Expanding Capital Raise to Meet Demand
Tesla has upped it’s capital raise from $1.15B to $1.38B after investors indicated higher demand for the offering. The company initially planned to offer 968,993 common shares and increased that to 1,335,878 shares of stock, raising an additional $350M. In addition to an increase in the common stock offering, Tesla also raised $850M from a convertible debt sale with an additional $127.5M available to the underwriters. The company initially intended to offer $750M in debt and raised that by $100M to meet demand. We will know within 30 days whether the underwriters decide to exercise their options to purchase, which would net Tesla an additional ~$180M. If the underwriters exercise their options, then the total proceeds of the sale will net $1.38B. This capital raise is intended to “de-risk” the company’s financial condition as they focus on getting the Model 3 into production this year.

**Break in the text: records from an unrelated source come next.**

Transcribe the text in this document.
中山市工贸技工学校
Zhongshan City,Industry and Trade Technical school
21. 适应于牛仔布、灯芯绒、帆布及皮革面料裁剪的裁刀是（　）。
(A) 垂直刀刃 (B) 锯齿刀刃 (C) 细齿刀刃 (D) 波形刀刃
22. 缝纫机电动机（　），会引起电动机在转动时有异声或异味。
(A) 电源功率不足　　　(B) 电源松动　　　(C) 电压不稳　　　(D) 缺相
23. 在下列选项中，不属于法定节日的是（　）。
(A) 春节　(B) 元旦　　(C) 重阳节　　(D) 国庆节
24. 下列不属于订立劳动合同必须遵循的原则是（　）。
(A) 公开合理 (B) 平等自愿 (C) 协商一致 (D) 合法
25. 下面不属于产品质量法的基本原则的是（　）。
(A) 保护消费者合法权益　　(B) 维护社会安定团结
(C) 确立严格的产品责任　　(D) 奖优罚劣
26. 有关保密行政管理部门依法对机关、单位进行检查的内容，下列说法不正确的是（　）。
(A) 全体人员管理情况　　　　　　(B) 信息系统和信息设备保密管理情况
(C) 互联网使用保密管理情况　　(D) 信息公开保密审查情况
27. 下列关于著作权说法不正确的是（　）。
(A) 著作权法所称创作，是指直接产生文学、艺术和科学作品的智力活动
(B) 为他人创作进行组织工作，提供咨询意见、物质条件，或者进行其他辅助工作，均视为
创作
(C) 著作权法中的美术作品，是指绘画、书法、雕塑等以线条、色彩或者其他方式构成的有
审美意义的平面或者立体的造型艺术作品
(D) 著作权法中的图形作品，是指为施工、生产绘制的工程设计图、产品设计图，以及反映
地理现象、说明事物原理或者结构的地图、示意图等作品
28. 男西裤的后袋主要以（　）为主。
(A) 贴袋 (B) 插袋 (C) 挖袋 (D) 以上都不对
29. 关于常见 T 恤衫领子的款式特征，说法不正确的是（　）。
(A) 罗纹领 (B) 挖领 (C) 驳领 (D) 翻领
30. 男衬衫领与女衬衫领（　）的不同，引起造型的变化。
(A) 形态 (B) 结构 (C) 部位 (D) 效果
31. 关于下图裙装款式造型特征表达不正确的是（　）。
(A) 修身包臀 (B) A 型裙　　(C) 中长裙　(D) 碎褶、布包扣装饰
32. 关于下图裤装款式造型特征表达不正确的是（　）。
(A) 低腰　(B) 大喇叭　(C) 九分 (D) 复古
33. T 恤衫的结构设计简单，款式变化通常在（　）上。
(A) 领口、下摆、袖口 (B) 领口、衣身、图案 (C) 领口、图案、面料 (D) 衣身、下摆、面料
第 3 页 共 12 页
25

Tesla’s bond offering of $850M consisted of 2.375% Convertible Senior Notes due March 15, 2022. Compared to previous convertible bond offerings, Tesla increased the interest rate on the bonds while lowering the “conversion” premium. The conversion premium allows for the bond holder to exchange their bond for common stock, Tesla has set the price of that conversion at $327.50, which is roughly 25% above current market value. Previous convertible bond offerings had a conversion premium of 42.5% above their respective market values and interest rates of .25% and 1.25%. (This analysis does not look at the debt offering SolarCity had before the Tesla-SolarCity merger last fall.)
“Secret” Investor Call
On March 16, a user on the Tesla Subreddit revealed that Elon Musk and other company officials were holding a conference call with the investors directly involved in the sale of shares and bonds. Tesla did not announce the call on its Investors Relations page nor provide a transcript of the call.
According to reddit member electricmusk who was affiliated with the raise and attended the call, Elon Musk revealed that there would be no “beta” version of the Model 3. Instead, the company is going straight to an “early release candidate.” In the industry, that normally refers to cars built on the actual assembly line that will be used for normal production.
If true, that suggests the Model 3 production line is now complete and ready to start producing cars. Later in the conference call, Musk is heard saying “we will be driving it (the early release candidate) within a week or two.” Musk reportedly said that advanced analytical techniques are allowing the company to skip the usual beta phase. He promised the Model 3 will have higher initial quality than either the Model S or Model X because of those analytical tools.
The quick transition to early release candidate cars has some people on Reddit concerned. john_atx, a first day Model 3 reservation holder, explained it this way.
“No, it does mean something. Start of production is July, and they don’t have any cars to test now in the middle of March. So let’s say they can start driving their cars by April. If an issue comes up, they have weeks to get it resolved. Normally you have a fleet of production intent cars driving in all conditions to get data. Tesla won’t have enough time to find the problems and implement corrective actions before Start of Production.”
Those who were able to listen in on the conference call report one other interesting tidbit. At one point, Elon Musk is heard to say — albeit indistinctly — that Tesla will transition to the 2170 battery cells for the battery packs in its Model S and Model X cars “by the end of the year,” according to reddit user electricmusk. Tesla’s 2170 lithium ion cells are currently being manufactured at Gigafactory 1 and being used in its commercial and home energy storage systems. The cells will also be used in the upcoming mass market Model 3 sedan.